Dive bars have been going the way of the dodo in San Francisco, as rent prices grow steeper and housing scarcer. Now another bar with queer history may likely fall — Lucky 13, situated on Market Street in The Castro neighborhood, is set to be torn down to make way for new housing. The plan has been floating around since last year, but a Notice of Building Permit Application recently posted outside the building calling for demolition suggests it’s moving forward.

Hoodline reports:

According to the Planning Department, developers are seeking to demolish the bar and its patio to build a 28-unit, five-story apartment building with 2,900 square feet of ground-floor commercial space. Each unit would have its own subterranean parking space, according to the permit application.

It might seem like a smart move to squeeze housing wherever it will fit (seriously, the city is in a housing crisis), but many feel the bar holds a history that’s worth preserving, rather than replacing it with what’s almost guaranteed to be another version of the glass-facade condo buildings that have been cropping up all over San Francisco.

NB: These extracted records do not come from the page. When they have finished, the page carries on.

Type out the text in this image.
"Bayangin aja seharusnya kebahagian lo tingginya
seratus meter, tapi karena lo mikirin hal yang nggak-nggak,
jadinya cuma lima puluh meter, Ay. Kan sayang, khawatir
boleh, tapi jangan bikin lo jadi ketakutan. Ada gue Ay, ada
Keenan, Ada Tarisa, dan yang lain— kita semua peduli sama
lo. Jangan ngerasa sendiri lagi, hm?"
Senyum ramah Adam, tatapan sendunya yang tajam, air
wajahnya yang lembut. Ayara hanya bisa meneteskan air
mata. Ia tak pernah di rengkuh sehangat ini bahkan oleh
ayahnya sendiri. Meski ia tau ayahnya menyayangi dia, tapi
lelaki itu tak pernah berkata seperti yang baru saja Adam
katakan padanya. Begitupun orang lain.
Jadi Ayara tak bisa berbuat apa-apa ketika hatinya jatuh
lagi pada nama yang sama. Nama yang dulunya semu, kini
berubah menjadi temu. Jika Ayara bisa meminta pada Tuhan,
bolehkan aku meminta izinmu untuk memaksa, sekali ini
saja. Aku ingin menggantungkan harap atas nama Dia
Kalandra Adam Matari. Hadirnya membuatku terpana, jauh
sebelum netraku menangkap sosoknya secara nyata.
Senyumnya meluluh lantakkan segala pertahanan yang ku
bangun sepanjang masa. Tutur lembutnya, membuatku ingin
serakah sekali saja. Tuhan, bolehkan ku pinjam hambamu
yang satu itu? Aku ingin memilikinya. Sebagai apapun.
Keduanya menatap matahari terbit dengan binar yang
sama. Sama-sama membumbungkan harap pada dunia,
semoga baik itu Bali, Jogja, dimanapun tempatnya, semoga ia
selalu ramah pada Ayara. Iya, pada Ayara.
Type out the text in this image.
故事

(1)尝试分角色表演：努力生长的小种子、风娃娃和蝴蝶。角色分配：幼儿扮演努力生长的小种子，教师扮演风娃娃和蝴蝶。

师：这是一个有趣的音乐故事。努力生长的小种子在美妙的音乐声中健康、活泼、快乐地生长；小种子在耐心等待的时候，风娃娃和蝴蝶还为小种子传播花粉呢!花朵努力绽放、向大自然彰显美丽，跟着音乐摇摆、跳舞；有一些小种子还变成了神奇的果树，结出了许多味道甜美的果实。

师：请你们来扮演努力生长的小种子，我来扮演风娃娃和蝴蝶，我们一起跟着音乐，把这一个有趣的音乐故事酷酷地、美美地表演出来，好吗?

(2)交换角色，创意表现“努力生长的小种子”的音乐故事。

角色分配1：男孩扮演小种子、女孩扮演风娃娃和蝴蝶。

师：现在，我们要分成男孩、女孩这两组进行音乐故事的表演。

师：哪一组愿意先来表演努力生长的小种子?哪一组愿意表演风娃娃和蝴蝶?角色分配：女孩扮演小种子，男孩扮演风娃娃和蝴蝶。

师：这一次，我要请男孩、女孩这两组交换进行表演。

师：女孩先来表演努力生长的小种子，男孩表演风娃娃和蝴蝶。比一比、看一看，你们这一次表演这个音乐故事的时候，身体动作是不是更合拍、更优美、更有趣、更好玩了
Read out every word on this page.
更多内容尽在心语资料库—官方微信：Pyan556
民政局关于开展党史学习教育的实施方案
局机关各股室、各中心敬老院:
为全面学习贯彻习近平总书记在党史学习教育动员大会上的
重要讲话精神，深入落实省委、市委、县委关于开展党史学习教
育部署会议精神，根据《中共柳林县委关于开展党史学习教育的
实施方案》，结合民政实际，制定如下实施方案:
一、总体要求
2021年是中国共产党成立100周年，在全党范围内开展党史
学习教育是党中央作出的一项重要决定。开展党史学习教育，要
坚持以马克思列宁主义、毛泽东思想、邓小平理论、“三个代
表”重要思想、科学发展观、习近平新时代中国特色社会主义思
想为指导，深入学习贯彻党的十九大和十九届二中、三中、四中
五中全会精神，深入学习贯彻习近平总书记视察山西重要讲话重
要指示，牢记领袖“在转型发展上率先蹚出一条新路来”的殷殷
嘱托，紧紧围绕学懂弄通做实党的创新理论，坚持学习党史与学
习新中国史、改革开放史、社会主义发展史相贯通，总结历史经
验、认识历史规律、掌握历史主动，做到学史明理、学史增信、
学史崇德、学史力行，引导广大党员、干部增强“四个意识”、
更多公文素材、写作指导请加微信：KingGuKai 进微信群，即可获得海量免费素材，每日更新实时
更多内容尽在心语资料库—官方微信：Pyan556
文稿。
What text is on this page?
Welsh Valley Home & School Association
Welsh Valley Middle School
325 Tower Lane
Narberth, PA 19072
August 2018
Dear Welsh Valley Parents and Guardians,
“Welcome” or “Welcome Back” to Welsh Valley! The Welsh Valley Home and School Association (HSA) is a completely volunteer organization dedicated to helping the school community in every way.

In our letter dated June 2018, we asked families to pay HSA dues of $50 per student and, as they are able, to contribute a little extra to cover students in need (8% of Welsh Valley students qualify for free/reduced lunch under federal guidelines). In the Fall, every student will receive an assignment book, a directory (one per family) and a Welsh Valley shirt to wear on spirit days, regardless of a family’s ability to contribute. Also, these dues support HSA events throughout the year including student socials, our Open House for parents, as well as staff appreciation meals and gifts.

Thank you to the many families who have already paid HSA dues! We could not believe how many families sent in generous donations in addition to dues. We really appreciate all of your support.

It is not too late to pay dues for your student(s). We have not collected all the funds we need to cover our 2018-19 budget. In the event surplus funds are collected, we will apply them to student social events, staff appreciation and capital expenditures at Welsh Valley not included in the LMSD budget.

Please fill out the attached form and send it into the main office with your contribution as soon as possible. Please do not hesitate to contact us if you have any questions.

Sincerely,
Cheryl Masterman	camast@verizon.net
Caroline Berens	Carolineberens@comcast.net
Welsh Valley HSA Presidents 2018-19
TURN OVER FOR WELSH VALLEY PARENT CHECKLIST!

Lucky 13 was one of 18 clubhouses for the Woodmen of the World, a fraternal society for woodworkers. An inscription on the bar’s exterior reads “W.O.W 1906,” which is the same year the building was constructed.

Hoodline adds:

The space also ties deeply into the city’s LGBT history; in the 1970s, it was a popular dance club that went through several name changes, including Alfie’s, The Mind Shaft, The Prism, 2140 Market, High Chaparral, The Corral, and The Industrial Dance Company. Supervisor Harvey Milk held meetings at the club, and part of his funeral was held there, said Kreankel.

Neighbors will likely continue to fight the plan by filing applications for discretionary review on the grounds that Lucky 13 is a historic space. That may slow the process down, but the odds don’t look great that the venue will live on much longer.